A anorexia, ao ser retratada como estilo e modo de vida por esses sujeitos, aparenta não ser vivida como sofrimento, como algo que faz questão para o sujeito e demanda um tratamento. Foram encontrados estudos que investigam e mencionam esses dados virtuais que retratam a anorexia reverenciada como estilo de vida (MILLER, 2004; ERBERT, 2005; FERNANDES, 2006; WEINBERG; CORDÁS, 2006; SILVEIRA JÚNIOR; REIS, 2009; FUKS; CAMPOS, 2010; GIACOMOZZI, 2010; RIBEIRO; QUEIROZ, 2010; RAMOS, PEREIRA; BAGRICHEVSKY, 2011).

Tendo em vista a concepção de anorexia enquanto estilo de vida e sua relação com o ideal do corpo magro, será que esse aumento na incidência de anorexia na atualidade é decorrente da obsessão pela magreza?

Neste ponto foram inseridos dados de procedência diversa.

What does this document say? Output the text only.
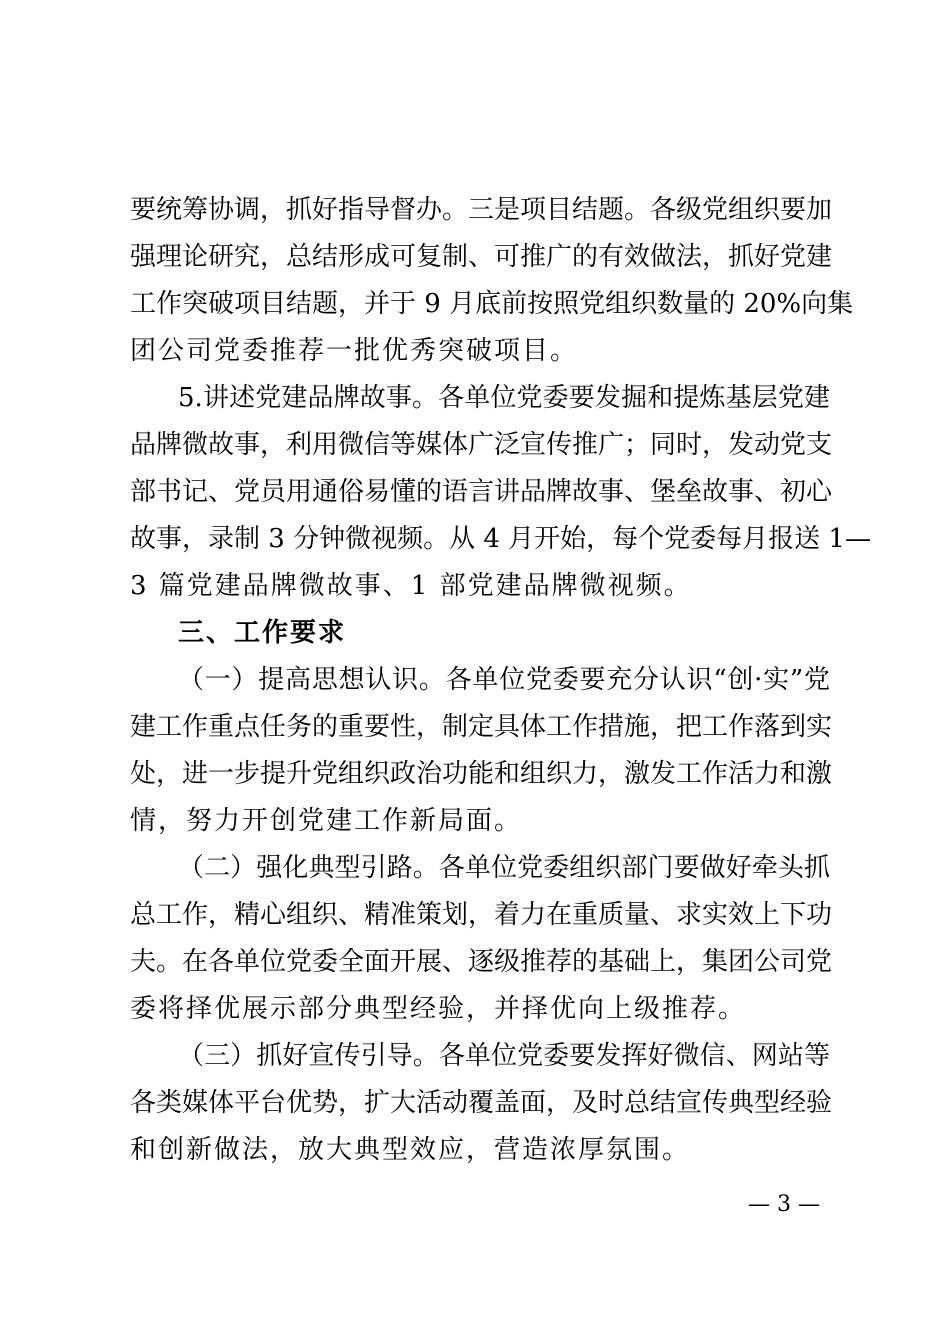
要统筹协调，抓好指导督办。三是项目结题。各级党组织要加
强理论研究，总结形成可复制、可推广的有效做法，抓好党建
工作突破项目结题，并于 9 月底前按照党组织数量的 20%向集
团公司党委推荐一批优秀突破项目。
5.讲述党建品牌故事。各单位党委要发掘和提炼基层党建
品牌微故事，利用微信等媒体广泛宣传推广；同时，发动党支
部书记、党员用通俗易懂的语言讲品牌故事、堡垒故事、初心
故事，录制 3 分钟微视频。从 4 月开始，每个党委每月报送 1—
3 篇党建品牌微故事、1 部党建品牌微视频。
三、工作要求
（一）提高思想认识。各单位党委要充分认识“创·实”党
建工作重点任务的重要性，制定具体工作措施，把工作落到实
处，进一步提升党组织政治功能和组织力，激发工作活力和激
情，努力开创党建工作新局面。
（二）强化典型引路。各单位党委组织部门要做好牵头抓
总工作，精心组织、精准策划，着力在重质量、求实效上下功
夫。在各单位党委全面开展、逐级推荐的基础上，集团公司党
委将择优展示部分典型经验，并择优向上级推荐。
（三）抓好宣传引导。各单位党委要发挥好微信、网站等
各类媒体平台优势，扩大活动覆盖面，及时总结宣传典型经验
和创新做法，放大典型效应，营造浓厚氛围。
— 3 —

O corpo de um anoréxico é um corpo magro? Caso esta resposta seja positiva, há limites na busca pelo ideal da magreza? O aumento na incidência pode estar relacionado com o uso excessivo de drogas anorexígenas?

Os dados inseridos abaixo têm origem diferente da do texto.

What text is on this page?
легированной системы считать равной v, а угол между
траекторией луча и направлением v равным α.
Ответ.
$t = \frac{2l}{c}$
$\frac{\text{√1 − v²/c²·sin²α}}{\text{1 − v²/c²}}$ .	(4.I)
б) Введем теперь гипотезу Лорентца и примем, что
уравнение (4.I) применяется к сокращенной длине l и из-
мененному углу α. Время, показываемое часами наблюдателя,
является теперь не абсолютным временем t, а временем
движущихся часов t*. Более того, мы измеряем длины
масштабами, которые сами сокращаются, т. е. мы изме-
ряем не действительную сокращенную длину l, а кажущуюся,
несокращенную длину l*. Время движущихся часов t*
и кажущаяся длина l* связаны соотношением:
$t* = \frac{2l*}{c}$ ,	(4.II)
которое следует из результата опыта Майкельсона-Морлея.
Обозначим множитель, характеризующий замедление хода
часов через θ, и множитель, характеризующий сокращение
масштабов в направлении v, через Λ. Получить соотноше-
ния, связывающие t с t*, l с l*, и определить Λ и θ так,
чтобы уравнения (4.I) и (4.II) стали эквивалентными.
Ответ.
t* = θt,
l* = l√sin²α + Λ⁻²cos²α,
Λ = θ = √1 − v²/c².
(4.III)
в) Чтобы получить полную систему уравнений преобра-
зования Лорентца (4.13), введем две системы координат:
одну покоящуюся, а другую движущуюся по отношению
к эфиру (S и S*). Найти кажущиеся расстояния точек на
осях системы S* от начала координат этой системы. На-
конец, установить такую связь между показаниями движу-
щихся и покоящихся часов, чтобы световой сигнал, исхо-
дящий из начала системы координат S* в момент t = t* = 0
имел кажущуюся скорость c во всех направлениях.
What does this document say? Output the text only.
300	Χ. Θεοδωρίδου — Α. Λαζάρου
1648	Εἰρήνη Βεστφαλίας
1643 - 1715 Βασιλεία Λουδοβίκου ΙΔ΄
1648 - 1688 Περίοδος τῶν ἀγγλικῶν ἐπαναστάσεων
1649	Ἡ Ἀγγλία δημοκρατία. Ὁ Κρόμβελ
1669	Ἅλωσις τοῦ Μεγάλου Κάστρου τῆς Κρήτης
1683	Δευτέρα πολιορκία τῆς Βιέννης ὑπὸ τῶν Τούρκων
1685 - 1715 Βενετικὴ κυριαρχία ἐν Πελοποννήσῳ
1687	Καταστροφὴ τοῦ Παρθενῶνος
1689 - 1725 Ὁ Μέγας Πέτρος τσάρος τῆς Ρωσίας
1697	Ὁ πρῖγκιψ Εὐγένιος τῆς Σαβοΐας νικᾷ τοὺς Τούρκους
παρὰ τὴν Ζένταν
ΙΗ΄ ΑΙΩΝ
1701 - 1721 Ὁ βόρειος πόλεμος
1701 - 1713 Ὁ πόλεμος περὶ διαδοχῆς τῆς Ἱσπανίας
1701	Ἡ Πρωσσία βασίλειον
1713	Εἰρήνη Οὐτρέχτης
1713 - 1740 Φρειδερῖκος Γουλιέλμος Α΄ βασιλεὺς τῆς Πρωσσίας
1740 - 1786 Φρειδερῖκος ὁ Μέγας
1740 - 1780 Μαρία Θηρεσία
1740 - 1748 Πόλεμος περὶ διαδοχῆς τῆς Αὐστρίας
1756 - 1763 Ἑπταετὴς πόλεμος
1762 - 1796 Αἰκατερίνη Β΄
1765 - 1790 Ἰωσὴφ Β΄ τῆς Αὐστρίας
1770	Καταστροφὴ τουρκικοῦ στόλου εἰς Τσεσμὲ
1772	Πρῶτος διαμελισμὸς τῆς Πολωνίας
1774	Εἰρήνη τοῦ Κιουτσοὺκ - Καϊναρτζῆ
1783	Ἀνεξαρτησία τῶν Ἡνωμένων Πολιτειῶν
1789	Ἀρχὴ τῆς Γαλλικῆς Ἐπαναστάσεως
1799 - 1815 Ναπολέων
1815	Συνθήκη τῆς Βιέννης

Silva (2007) traz considerações importantes sobre o ideal do corpo magro e a anorexia, pois entende que esse ideal não é suficiente para o desencadeamento da anorexia:

Não negamos os efeitos que o ideal de um corpo magro possa ter sobre o sujeito de uma forma geral, mas pensamos ser mais interessante nos perguntarmos por que alguns sujeitos desenvolvem anorexia e outros não, se todos estão, de alguma forma, sob o efeito dessas mensagens (SILVA, 2007, p. 124).

Nessa perspectiva, para os autores Nascimento e Faveret (2009), a anorexia condiz com uma “perturbação que faz o corpo definhar” (NASCIMENTO; FAVERET, 2009, p. 48). O organismo do sujeito aos poucos perde as funções vitais. Apesar de o corpo magro ser almejado e tido como o padrão de beleza da atualidade, o sujeito anoréxico se apresenta para além da magreza. A idealização da magreza pode existir, porém nesses sujeitos o corpo está

para além desse ideal. É o excesso e o extremo; ele não só está magro, muito magro, como também os órgãos aos poucos vão se consumindo e se deteriorando.

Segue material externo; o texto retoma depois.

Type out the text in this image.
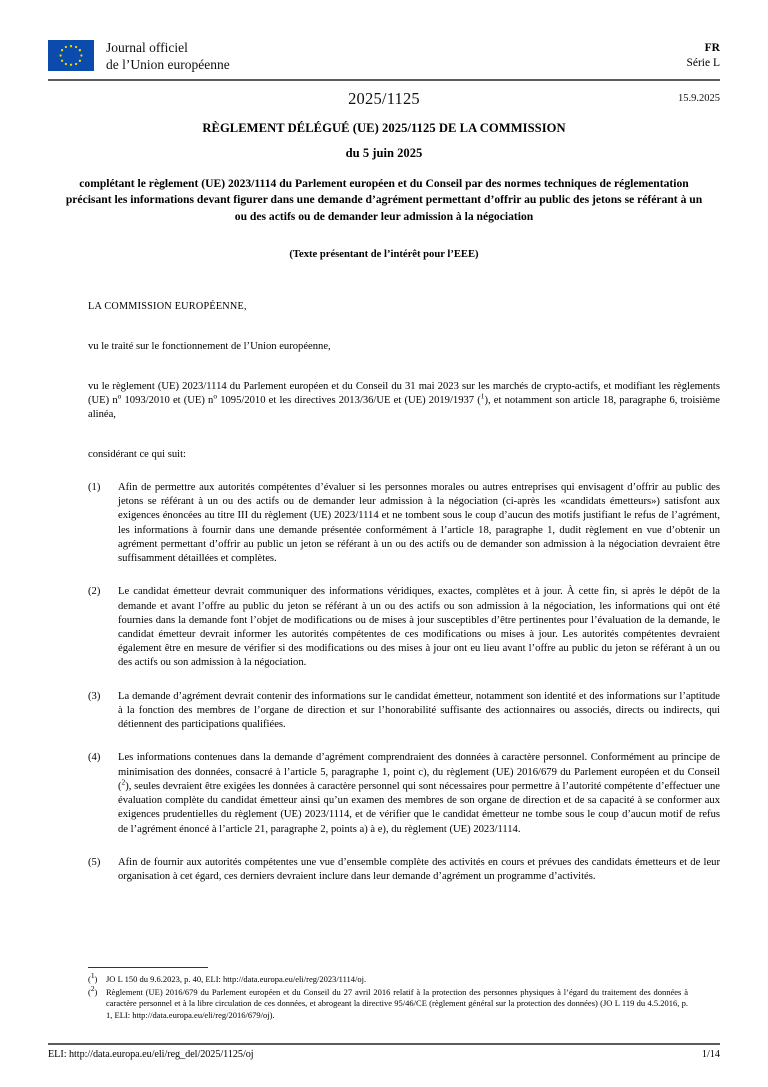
Journal officiel
de l’Union européenne
FR
Série L
2025/1125	15.9.2025
RÈGLEMENT DÉLÉGUÉ (UE) 2025/1125 DE LA COMMISSION
du 5 juin 2025
complétant le règlement (UE) 2023/1114 du Parlement européen et du Conseil par des normes techniques de réglementation précisant les informations devant figurer dans une demande d’agrément permettant d’offrir au public des jetons se référant à un ou des actifs ou de demander leur admission à la négociation
(Texte présentant de l’intérêt pour l’EEE)
LA COMMISSION EUROPÉENNE,
vu le traité sur le fonctionnement de l’Union européenne,
vu le règlement (UE) 2023/1114 du Parlement européen et du Conseil du 31 mai 2023 sur les marchés de crypto-actifs, et modifiant les règlements (UE) n$^o$ 1093/2010 et (UE) n$^o$ 1095/2010 et les directives 2013/36/UE et (UE) 2019/1937 ($^1$), et notamment son article 18, paragraphe 6, troisième alinéa,
considérant ce qui suit:
(1)	Afin de permettre aux autorités compétentes d’évaluer si les personnes morales ou autres entreprises qui envisagent d’offrir au public des jetons se référant à un ou des actifs ou de demander leur admission à la négociation (ci-après les «candidats émetteurs») satisfont aux exigences énoncées au titre III du règlement (UE) 2023/1114 et ne tombent sous le coup d’aucun des motifs justifiant le refus de l’agrément, les informations à fournir dans une demande présentée conformément à l’article 18, paragraphe 1, dudit règlement en vue d’obtenir un agrément permettant d’offrir au public un jeton se référant à un ou des actifs ou de demander son admission à la négociation devraient être suffisamment détaillées et complètes.
(2)	Le candidat émetteur devrait communiquer des informations véridiques, exactes, complètes et à jour. À cette fin, si après le dépôt de la demande et avant l’offre au public du jeton se référant à un ou des actifs ou son admission à la négociation, les informations qui ont été fournies dans la demande font l’objet de modifications ou de mises à jour susceptibles d’être pertinentes pour l’évaluation de la demande, le candidat émetteur devrait informer les autorités compétentes de ces modifications ou mises à jour. Les autorités compétentes devraient également être en mesure de vérifier si des modifications ou des mises à jour ont eu lieu avant l’offre au public du jeton se référant à un ou des actifs ou son admission à la négociation.
(3)	La demande d’agrément devrait contenir des informations sur le candidat émetteur, notamment son identité et des informations sur l’aptitude à la fonction des membres de l’organe de direction et sur l’honorabilité suffisante des actionnaires ou associés, directs ou indirects, qui détiennent des participations qualifiées.
(4)	Les informations contenues dans la demande d’agrément comprendraient des données à caractère personnel. Conformément au principe de minimisation des données, consacré à l’article 5, paragraphe 1, point c), du règlement (UE) 2016/679 du Parlement européen et du Conseil ($^2$), seules devraient être exigées les données à caractère personnel qui sont nécessaires pour permettre à l’autorité compétente d’effectuer une évaluation complète du candidat émetteur ainsi qu’un examen des membres de son organe de direction et de sa capacité à se conformer aux exigences prudentielles du règlement (UE) 2023/1114, et de vérifier que le candidat émetteur ne tombe sous le coup d’aucun motif de refus de l’agrément énoncé à l’article 21, paragraphe 2, points a) à e), du règlement (UE) 2023/1114.
(5)	Afin de fournir aux autorités compétentes une vue d’ensemble complète des activités en cours et prévues des candidats émetteurs et de leur organisation à cet égard, ces derniers devraient inclure dans leur demande d’agrément un programme d’activités.
($^1$)	JO L 150 du 9.6.2023, p. 40, ELI: http://data.europa.eu/eli/reg/2023/1114/oj.
($^2$)	Règlement (UE) 2016/679 du Parlement européen et du Conseil du 27 avril 2016 relatif à la protection des personnes physiques à l’égard du traitement des données à caractère personnel et à la libre circulation de ces données, et abrogeant la directive 95/46/CE (règlement général sur la protection des données) (JO L 119 du 4.5.2016, p. 1, ELI: http://data.europa.eu/eli/reg/2016/679/oj).
ELI: http://data.europa.eu/eli/reg_del/2025/1125/oj	1/14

Da mesma maneira, Fortes (2010, p. 86) observa em relação à anorexia:

[...] a exigência do corpo magro tem ressonância com o ideal de magreza da atualidade, mas nesse quadro clínico ela assume dimensões macabras, pois passa a servir às forças mortíferas, atingindo a magreza o limiar de um corpo-cadáver que desafia o outro ao flertar com a morte.

Neste caso, se todos pertencem à cultura contemporânea, certamente alguns estão mais propensos ao desenvolvimento da anorexia diante da sua própria história e condição de vida, tal como visto nos tópicos discutidos acima. Será que a anorexia surgiu na vida de um sujeito quando ele se empenhou na busca por um corpo magro? E em vez de um corpo magro, ele obteve um corpo esquelético e cadavérico? Essa reverência e essa idealização do corpo magro não são suficientes para que a anorexia surja na vida dos sujeitos. Há algo nesses sujeitos que provoca o surgimento que está para além desse ideal e que está relacionado à constituição do sintoma.

Tendo em vista a anorexia como estilo de vida, é possível analisar a propulsão para a anorexia na atualidade, visto que ela é enfatizada por uma cultura que idealiza a magreza. Porém, segundo os autores citados (FORTES, 2010; NASCIMENTO; FAVERET 2009; SILVA, 2007) nos dois últimos parágrafos, a anorexia se apresenta para além da magreza.

A causalidade cultural não determina essa incidência, apesar de possuir aspectos que podem ser propulsores, mas não determinantes. Nesse sentido, este trabalho se direcionou ao estudo do sintoma, visto que o surgimento da anorexia em cada sujeito se deve à formação sintomática. No próximo capítulo será abordado o conceito de sintoma, uma vez que o objetivo do estudo é analisar a relação entre a cultura do culto ao corpo e a anorexia, refletindo se, nesse contexto, a anorexia pode ser considerada sintoma analítico.